>>484815>forcing verificication for practically all social media is the right step forward. I personally think that all public/popular social media needs to be verified through personal identity. The issue here is false accounts and anonymous accounts can spread misinformation and manipulate public opion with no repercussion.This is ruling ideology nonsense.
Are you a glowie ?
You even said the censorship-industrial-complex propaganda nonsense-word " "
misinformation" "
No valid argument can contain that word,
information is an indivisible concept, meaning there is no opposite of information.
Information can only be correct, partially correct or incorrect.
You can also qualify information by saying that information contains propaganda or errors.
And you can say information contains deception.
To be thorough, Information can be quantified by the amount of entropy it contains.
Another gripe, there is no "public opinion" as in singular, there's always lots of different opinions.
Verifiably anonymous expression is necessary to negate censorship by intimidation. Which is a type of psychological terrorism. Nobody can possess the means to inflict systemic psychological terror, lest he be guilty of it by default. As such anonymity is a human right.
Forceful identification is also a type of discrimination against people for whom effective-privacy is a biological need like breathing.
In case you are not "dick-riding" the censorship-industrial-complex and honestly believe this could work , i will provide you with an argument why the ID verification schemes will fail to achieve what you describe.

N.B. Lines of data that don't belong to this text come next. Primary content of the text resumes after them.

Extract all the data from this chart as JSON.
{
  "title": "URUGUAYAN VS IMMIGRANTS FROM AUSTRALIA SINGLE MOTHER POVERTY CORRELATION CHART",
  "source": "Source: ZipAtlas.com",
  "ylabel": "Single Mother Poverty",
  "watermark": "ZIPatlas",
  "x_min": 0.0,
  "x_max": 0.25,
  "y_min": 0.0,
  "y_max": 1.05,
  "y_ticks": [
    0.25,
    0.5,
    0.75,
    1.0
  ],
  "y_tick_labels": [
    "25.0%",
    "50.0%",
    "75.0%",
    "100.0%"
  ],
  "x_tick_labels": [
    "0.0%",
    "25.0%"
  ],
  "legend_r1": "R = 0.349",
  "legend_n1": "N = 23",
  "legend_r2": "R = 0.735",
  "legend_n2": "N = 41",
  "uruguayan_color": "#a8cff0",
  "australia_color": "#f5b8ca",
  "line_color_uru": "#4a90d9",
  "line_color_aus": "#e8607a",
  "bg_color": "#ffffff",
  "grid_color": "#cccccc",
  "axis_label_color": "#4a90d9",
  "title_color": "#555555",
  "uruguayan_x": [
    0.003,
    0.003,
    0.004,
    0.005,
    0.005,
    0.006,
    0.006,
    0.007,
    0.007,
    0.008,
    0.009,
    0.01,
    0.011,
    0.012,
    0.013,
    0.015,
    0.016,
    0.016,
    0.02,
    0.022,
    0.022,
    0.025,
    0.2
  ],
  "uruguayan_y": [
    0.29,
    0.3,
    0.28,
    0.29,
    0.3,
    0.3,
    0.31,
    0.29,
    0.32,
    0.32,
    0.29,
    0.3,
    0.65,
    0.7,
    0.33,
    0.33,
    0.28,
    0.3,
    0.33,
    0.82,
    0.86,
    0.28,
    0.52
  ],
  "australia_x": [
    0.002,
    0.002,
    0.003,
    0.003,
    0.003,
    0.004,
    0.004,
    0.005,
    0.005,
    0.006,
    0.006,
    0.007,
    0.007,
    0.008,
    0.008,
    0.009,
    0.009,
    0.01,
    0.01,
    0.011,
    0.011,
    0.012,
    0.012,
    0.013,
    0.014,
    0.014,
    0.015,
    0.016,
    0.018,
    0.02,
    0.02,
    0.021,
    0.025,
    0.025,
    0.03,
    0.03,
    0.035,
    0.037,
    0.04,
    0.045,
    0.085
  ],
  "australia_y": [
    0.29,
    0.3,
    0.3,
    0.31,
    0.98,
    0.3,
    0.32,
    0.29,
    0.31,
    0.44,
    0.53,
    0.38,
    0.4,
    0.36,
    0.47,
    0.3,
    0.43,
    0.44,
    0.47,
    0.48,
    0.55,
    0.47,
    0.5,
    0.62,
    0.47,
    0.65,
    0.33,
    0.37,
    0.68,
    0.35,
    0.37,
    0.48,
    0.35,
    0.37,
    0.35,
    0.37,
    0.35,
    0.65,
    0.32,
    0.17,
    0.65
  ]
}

What you are proposing is not really going to stop malicious actors from being a negative influence on people. ID-verification schemes are just gate-keeping mechanisms, where the people who controle the ID-verification-scheme attempt to monopolize information power, because they would still be able to have sock-puppet accounts and bot accounts, as an Neo-aristocratic privilege.

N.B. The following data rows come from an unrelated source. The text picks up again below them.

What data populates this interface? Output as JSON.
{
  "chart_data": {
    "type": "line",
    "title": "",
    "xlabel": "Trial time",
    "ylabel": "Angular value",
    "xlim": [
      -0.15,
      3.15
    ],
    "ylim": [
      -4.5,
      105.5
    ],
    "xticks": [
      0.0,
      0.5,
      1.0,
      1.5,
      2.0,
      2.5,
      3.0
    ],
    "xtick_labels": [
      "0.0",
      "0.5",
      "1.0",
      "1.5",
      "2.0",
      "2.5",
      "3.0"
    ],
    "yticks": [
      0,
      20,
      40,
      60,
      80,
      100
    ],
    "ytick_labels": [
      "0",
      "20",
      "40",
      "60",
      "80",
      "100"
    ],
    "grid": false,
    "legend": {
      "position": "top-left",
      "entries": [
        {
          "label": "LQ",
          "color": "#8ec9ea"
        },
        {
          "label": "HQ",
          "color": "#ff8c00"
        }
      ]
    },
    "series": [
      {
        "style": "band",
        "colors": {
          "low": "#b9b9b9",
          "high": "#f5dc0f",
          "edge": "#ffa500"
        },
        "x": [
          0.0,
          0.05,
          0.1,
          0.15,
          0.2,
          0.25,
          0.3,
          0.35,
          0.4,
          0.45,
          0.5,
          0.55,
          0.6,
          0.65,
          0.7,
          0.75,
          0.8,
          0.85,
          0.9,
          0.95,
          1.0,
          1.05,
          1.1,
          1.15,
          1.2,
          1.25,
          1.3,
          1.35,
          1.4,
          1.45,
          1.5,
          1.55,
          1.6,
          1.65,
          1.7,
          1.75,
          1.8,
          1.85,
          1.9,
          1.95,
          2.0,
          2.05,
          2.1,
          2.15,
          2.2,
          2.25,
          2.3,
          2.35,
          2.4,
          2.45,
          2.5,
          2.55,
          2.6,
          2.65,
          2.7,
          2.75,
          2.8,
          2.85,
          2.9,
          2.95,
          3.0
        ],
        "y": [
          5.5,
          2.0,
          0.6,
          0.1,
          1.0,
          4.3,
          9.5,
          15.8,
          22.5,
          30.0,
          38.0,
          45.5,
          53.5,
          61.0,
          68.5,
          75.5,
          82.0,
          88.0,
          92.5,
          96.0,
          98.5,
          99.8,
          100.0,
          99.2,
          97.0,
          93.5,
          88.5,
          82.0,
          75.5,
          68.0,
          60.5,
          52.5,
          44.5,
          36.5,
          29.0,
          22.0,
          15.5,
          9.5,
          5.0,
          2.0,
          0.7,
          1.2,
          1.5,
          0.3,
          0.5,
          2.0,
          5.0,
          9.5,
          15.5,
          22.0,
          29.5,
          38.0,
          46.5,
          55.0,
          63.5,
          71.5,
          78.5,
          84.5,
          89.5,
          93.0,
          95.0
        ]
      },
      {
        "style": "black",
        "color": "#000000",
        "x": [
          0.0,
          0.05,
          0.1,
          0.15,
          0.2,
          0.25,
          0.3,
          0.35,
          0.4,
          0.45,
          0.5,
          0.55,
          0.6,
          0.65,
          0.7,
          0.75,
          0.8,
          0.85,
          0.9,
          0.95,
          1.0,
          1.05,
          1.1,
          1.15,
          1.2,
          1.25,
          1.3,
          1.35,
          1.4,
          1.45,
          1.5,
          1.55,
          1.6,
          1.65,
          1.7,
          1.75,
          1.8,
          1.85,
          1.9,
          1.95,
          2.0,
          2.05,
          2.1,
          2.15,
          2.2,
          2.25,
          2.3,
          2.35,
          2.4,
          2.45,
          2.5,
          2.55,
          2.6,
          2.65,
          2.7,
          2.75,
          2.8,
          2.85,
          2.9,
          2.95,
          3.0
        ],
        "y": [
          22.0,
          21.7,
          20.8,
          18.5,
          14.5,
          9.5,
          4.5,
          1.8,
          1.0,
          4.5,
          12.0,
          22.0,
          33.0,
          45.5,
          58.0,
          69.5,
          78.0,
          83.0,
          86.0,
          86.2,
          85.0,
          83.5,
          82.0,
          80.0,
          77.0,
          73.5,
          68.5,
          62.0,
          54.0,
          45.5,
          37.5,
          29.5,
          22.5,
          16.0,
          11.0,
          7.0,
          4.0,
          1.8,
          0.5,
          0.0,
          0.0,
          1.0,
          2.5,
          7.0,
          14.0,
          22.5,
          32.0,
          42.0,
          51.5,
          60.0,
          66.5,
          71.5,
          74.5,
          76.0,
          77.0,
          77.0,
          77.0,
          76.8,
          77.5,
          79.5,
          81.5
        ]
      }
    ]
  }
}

And to be clear it won't work it will spawn an unflappably resilient fake-ID cottage industry. And all these fake accounts that simulate the "verified person status" with id-verification-theater will make the problem you are trying to solve worse. At least temporary, until people realize "ID verified" is as worthless as a blue-check-mark on Formerly-twitter.
The central error you are making is designing systems where you have to trust what can only be described as a point-of-failure. ID-systems are terrible in the digital age, they are a technology invented for an organic analog age. For people interacting with other people in meat-space without any technological layers in-between.

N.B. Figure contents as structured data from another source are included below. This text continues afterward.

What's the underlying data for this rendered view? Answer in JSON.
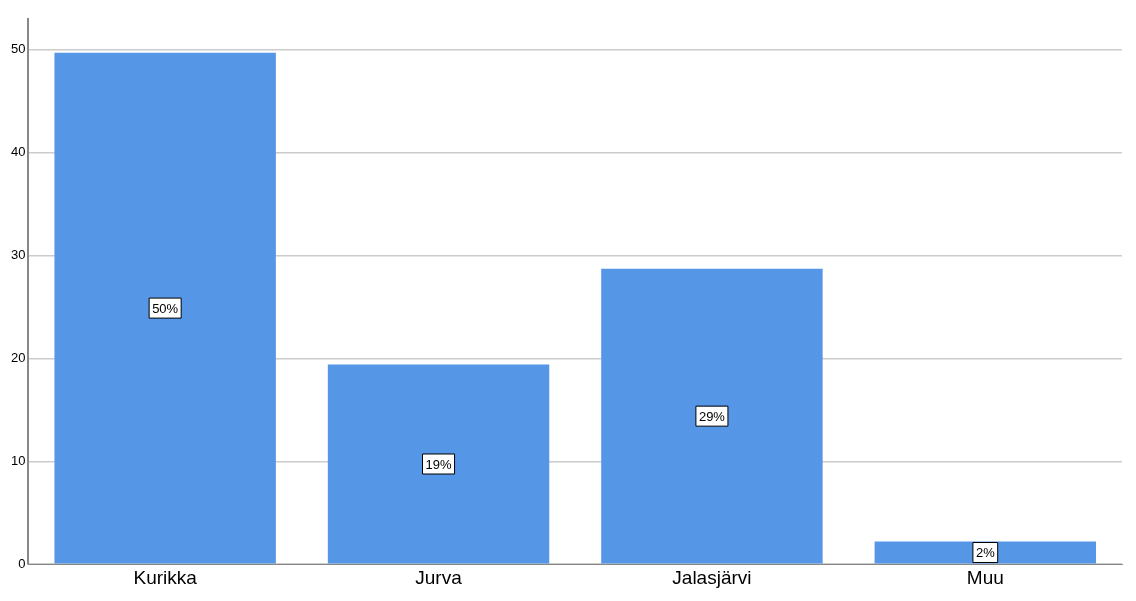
{
  "chart_data": {
    "type": "bar",
    "categories": [
      "Kurikka",
      "Jurva",
      "Jalasjärvi",
      "Muu"
    ],
    "values": [
      49.7,
      19.4,
      28.7,
      2.2
    ],
    "value_labels": [
      "50%",
      "19%",
      "29%",
      "2%"
    ],
    "color": "#5596e6",
    "ylim": [
      0,
      53
    ],
    "yticks": [
      0,
      10,
      20,
      30,
      40,
      50
    ],
    "grid": "y",
    "legend": false
  }
}
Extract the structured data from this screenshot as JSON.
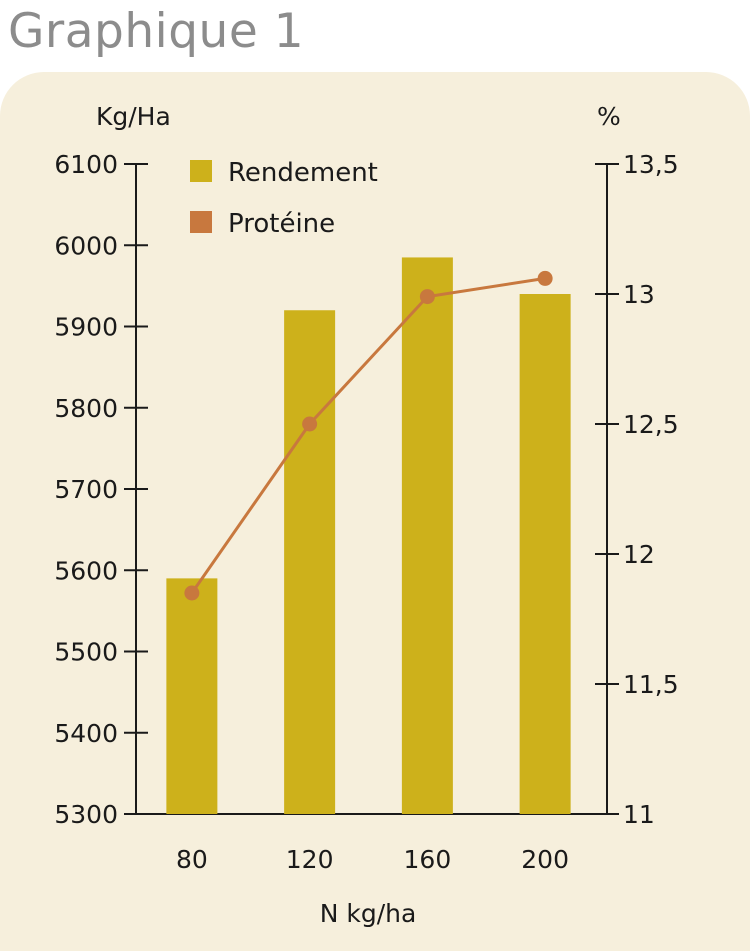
{
  "header": {
    "title": "Graphique 1"
  },
  "chart_data": {
    "type": "bar",
    "categories": [
      "80",
      "120",
      "160",
      "200"
    ],
    "series": [
      {
        "name": "Rendement",
        "type": "bar",
        "axis": "left",
        "color": "#cdb11b",
        "values": [
          5590,
          5920,
          5985,
          5940
        ]
      },
      {
        "name": "Protéine",
        "type": "line",
        "axis": "right",
        "color": "#c8783e",
        "values": [
          11.85,
          12.5,
          12.99,
          13.06
        ]
      }
    ],
    "xlabel": "N kg/ha",
    "ylabel": "Kg/Ha",
    "y2label": "%",
    "ylim": [
      5300,
      6100
    ],
    "y2lim": [
      11,
      13.5
    ],
    "yticks": [
      {
        "value": 5300,
        "label": "5300"
      },
      {
        "value": 5400,
        "label": "5400"
      },
      {
        "value": 5500,
        "label": "5500"
      },
      {
        "value": 5600,
        "label": "5600"
      },
      {
        "value": 5700,
        "label": "5700"
      },
      {
        "value": 5800,
        "label": "5800"
      },
      {
        "value": 5900,
        "label": "5900"
      },
      {
        "value": 6000,
        "label": "6000"
      },
      {
        "value": 6100,
        "label": "6100"
      }
    ],
    "y2ticks": [
      {
        "value": 11,
        "label": "11"
      },
      {
        "value": 11.5,
        "label": "11,5"
      },
      {
        "value": 12,
        "label": "12"
      },
      {
        "value": 12.5,
        "label": "12,5"
      },
      {
        "value": 13,
        "label": "13"
      },
      {
        "value": 13.5,
        "label": "13,5"
      }
    ],
    "grid": false,
    "legend": "top-left"
  }
}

If you are genuinely interested in a effective systems of distinguishing meat-space-humans from for example online-bots, you have to do a specific sub-type of a web-of-trust.
You have to meat somebody in meat-space and exchange a cryptographic signature with that person.
And then you know that this person really exists and vice versa they know you exist. And you can vouch for the person-hood of that account to other people adjacent to you in the web-of-trust.
A web-of-trust-adjacent is somebody else that you have
authenticated done an empirical meat-space-existence measurement by your self. If everybody does this, with at least three people they know in meat-space you'll get statistical effects that make it very hard to pass off fake accounts as real people. Without creating a point-of failure. If everybody were to measure the existence of 6 people, the statistical effects become overwhelming.
Also please don't attempt to copy Chinese solutions that use authority, we do not have self-correcting authorities that can effectively curb abuses of power. For example China had a police violence problem, where police officers would rough-up citizens for fun, run protection rackets and various other types of corruption. At some point this triggered ferocious self-disciplining mechanisms echoing Mao's struggle sessions, and now Chinese police officers are polite, respectful and corruption is declining. Western governments used to be effective at that as well, but currently, the signs are not looking good. For example the US does not appear to be capable of fixing it's police-violence problem, which is arguably worse then the Chinese one because it's more deadly. It's not just the US, the secret police in the UK is abusing a so called "anti-terror" law intended to counter "illegal uses of explosives" to assault, kidnap and torture journalists.
I don't know if we can fix this, and it might be that the Chinese may eventually also loose the struggle against the institutional rot. If it is possible to solve a coordination problem with a trust-less statistical model, that should always be preferred.